Note that we can write
$$\begin{align} \int_{-\infty}^{-|a|\varepsilon}\frac{\phi(x)}{x}\,dx+\int_{|b|\varepsilon}^\infty \frac{\phi(x)}{x}\,dx&=\int_{-\infty}^{-|a|\varepsilon}\frac{\phi(x)}{x}\,dx+\int_{|a|\varepsilon}^\infty \frac{\phi(x)}{x}\,dx-\int_{|a|\varepsilon}^{|b|\varepsilon}\frac{\phi(x)}{x}\,dx \end{align}$$
We assume that the Cauchy Principal Value exists and wish to know whether the limit $\displaystyle \lim_{\varepsilon\to 0^+}\int_{|a|\varepsilon}^{|b|\varepsilon}\frac{\phi(x)}{x}\,dx$ exists.
While it is not a necessary condition, it is straightforward to show that if $\lim_{x\to 0^+}\phi(x)=C$ then
$$\lim_{\varepsilon\to 0^+}\int_{|a|\varepsilon}^{|b|\varepsilon}\frac{\phi(x)}{x}\,dx=C\log(|b/a|)\tag1$$
To see that this condition is not necessary, suppose $\phi(x)=\sin(1/x)$. Then, we have
$$\begin{align} \lim_{\varepsilon\to 0^+}\int_{|a|\varepsilon}^{|b|\varepsilon}\frac{\sin(1/x)}{x}\,dx&=\lim_{\varepsilon\to 0^+}\int_{1/|b|\varepsilon}^{1/|a|\varepsilon}\frac{\sin(x)}{x}\,dx\\\\ &=0 \end{align}$$
A question was asked about the limit in $(1)$. So, let's proceed with its proof.
If $\lim_{x\to 0^+}\phi(x)=C$, then for any $\nu>0$, there exists a $\delta>0$ such that whenever $0<x<\delta$, $|\phi(x)-C|<\nu$.

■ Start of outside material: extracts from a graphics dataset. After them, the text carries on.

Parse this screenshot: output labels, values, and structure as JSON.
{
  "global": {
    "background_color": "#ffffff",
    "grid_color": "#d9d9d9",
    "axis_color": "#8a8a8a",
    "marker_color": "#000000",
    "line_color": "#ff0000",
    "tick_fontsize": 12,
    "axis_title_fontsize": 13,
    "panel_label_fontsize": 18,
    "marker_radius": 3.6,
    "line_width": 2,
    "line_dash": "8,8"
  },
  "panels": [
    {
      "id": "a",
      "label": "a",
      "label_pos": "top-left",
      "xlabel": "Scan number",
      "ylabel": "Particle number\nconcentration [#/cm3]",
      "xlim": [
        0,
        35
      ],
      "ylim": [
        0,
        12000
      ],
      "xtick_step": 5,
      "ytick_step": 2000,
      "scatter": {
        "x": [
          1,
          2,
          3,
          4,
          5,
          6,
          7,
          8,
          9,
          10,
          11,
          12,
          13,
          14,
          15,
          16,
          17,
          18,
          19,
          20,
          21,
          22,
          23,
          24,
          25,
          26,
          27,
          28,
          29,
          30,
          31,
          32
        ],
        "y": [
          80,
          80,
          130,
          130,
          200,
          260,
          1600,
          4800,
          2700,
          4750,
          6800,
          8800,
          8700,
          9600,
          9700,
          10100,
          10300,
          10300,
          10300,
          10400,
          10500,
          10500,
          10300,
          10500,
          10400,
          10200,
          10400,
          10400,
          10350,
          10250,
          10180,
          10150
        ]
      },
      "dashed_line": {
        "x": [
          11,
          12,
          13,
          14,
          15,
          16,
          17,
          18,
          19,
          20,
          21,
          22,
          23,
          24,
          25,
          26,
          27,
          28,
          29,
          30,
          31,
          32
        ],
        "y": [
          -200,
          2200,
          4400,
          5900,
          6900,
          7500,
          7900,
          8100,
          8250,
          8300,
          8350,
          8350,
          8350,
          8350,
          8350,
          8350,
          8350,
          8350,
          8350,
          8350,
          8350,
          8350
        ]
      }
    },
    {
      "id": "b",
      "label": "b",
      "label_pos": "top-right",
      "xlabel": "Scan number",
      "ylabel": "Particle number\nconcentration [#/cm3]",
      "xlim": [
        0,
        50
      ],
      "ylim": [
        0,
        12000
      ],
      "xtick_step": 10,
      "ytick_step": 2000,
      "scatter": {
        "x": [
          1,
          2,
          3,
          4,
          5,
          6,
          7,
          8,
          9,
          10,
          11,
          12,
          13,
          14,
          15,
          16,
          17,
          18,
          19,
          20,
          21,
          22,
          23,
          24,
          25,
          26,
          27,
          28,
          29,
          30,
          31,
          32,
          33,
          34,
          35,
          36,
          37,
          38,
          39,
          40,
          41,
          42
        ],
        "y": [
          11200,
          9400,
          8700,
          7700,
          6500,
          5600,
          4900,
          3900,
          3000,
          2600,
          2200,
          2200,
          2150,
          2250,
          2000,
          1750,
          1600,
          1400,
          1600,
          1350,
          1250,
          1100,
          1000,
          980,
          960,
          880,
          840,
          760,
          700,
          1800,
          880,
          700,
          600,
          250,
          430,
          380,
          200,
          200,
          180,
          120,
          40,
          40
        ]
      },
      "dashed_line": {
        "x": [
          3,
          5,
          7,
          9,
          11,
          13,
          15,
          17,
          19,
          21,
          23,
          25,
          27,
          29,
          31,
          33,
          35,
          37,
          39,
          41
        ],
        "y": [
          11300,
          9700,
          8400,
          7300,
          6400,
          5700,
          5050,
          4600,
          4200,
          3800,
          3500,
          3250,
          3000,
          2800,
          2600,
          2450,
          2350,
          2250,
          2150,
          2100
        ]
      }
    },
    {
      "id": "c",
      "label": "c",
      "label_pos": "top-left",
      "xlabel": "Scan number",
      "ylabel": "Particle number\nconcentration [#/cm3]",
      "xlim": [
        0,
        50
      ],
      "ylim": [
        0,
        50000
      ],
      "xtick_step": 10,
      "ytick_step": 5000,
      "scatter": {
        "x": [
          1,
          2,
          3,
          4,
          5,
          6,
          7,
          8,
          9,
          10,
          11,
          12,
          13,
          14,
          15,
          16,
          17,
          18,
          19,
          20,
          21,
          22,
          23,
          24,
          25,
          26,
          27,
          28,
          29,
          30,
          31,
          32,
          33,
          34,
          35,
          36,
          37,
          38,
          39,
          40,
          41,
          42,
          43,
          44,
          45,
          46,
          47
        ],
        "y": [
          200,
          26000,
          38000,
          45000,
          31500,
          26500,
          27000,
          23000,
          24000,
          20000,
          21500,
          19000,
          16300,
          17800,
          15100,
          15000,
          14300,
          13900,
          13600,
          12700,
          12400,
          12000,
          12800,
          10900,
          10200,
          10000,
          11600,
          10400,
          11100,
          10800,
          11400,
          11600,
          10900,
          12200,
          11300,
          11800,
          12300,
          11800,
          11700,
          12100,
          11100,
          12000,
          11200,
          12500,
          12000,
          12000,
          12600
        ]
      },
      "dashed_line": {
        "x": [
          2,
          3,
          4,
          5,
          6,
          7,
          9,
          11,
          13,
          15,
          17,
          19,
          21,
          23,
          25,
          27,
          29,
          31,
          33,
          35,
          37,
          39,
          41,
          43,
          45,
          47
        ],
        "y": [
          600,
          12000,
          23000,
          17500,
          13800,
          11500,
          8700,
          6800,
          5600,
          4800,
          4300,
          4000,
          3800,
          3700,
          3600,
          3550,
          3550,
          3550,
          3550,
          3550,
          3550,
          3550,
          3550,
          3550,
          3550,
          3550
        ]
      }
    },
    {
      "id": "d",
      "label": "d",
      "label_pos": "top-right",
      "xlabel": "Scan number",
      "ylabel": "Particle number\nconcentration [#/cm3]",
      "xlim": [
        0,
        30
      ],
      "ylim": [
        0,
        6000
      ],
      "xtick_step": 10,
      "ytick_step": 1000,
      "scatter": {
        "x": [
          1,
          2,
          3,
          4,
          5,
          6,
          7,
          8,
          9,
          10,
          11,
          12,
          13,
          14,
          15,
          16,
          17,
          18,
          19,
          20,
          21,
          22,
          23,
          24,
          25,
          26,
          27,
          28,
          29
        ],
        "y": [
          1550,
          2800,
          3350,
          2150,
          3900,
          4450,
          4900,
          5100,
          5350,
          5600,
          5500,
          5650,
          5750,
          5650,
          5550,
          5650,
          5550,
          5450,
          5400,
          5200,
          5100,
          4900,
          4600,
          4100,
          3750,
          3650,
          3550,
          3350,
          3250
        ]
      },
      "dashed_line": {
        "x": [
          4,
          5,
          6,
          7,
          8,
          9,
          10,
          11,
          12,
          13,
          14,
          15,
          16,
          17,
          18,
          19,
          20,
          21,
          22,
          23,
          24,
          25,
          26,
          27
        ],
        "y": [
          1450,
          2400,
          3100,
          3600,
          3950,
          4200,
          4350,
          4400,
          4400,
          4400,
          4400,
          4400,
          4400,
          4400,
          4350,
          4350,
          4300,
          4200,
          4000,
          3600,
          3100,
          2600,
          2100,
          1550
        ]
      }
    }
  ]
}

So, select any $\nu>0$ and find any appropriate $\delta>0$ that works. Then, for $\varepsilon>0$ such that $\max(|b|,|a|)\varepsilon<\delta$ we have
$$\begin{align} \left|\int_{|a|\varepsilon}^{|b|\varepsilon}\frac{\phi(x)}{x}\,dx-C\log(|b/a|)\right|&=\left|\int_{|a|\varepsilon}^{|b|\varepsilon}\frac{\phi(x)-C}{x}\,dx\right|\\\\ &\le \text{sgn}(|b|-|a|)\int_{|a|\varepsilon}^{|b|\varepsilon}\frac{|\phi(x)-C|}{x}\,dx\\\\ &<\nu |\log(|b/a|) | \end{align}$$
And we are done. Note that if $\phi$ is continuous from the right-hand side at $0$, then $\phi(0)=C$.
A second question asked how to show that if $\phi$ is continuous, then $\lim_{\varepsilon\to 0}\left(\phi(|b|\varepsilon)\log(|b|\varepsilon)-\phi(|a|\varepsilon)\log(|a|\varepsilon)\right)=\phi(0)\log(|b/a|)$.
To proceed, we simply note that if $\phi$ is differentiable, then $\phi(|a|\varepsilon)=\phi(0)+o(|a|\varepsilon)$. And the rest is straightforward.